In recent years there have remained fewer of the well-paying jobs new graduates could in better times more easily find.

Long gone is the boomer generation trend of get a degree = secure a good job right out of college. Bloomberg reviews: "For years now, delinquencies and defaults on student debt have been running much higher than for those on other types of loans. That’s in large part because, even amid the longest expansion in U.S. history, the economy hasn’t been creating enough of the well-paid jobs that all these graduates had counted on.

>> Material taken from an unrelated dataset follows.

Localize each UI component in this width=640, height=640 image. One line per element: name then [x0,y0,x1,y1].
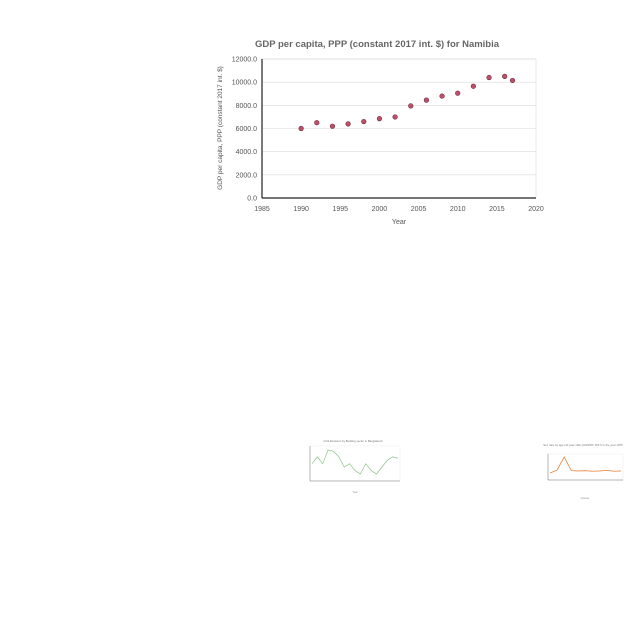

High dropout rates, especially at for-profit colleges, are also a factor. In 2019 only about 40% of borrowers were current on their payments."

Likely Options & Non-solutions

Bloomberg continues: "Biden could just renew the payment freeze. President Trump did that by executive order in August, so it won’t trigger a dispute over presidential powers. But if Biden tries to use the same instrument to cancel student debt, bypassing a Congress where he may not have a Senate majority, some analysts foresee legal challenges." Of course, progressives are pushing for much more, including the at least $50,000 of individual forgiveness pushed in the Schumer-Warren plan.

It still won't help those hit hardest by the pandemic, for example in the service industry, but is likely to instead do the opposite: "Critics say debt forgiveness helps college graduates at a time when low-paid service workers, mostly without degrees, have been hit hardest by the pandemic," Bloomberg notes. 

"It would sow more division in a country where education levels are one of the clearest fault lines. And they say it’s unfair to student borrowers who paid what they owed."

Wealthier Households will Actually Benefit

As we and others have detailed elsewhere: "Also, some argue that debt forgiveness won’t do much for the economy right now because the extra cash it frees up will be spread over years, will flow disproportionately to wealthier households less likely to spend it, and may incur tax liabilities that cancel out the stimulus effect," Bloomberg writes.

And further: "Advocates agree that wealthier families tend to have larger student debt totals, so they might get a greater break in simple dollar terms from forgiveness," and yet they still argue, "But, they say, student debt is even more of a burden for lower-income families, so relief would benefit them more even if the value of loans forgiven is less."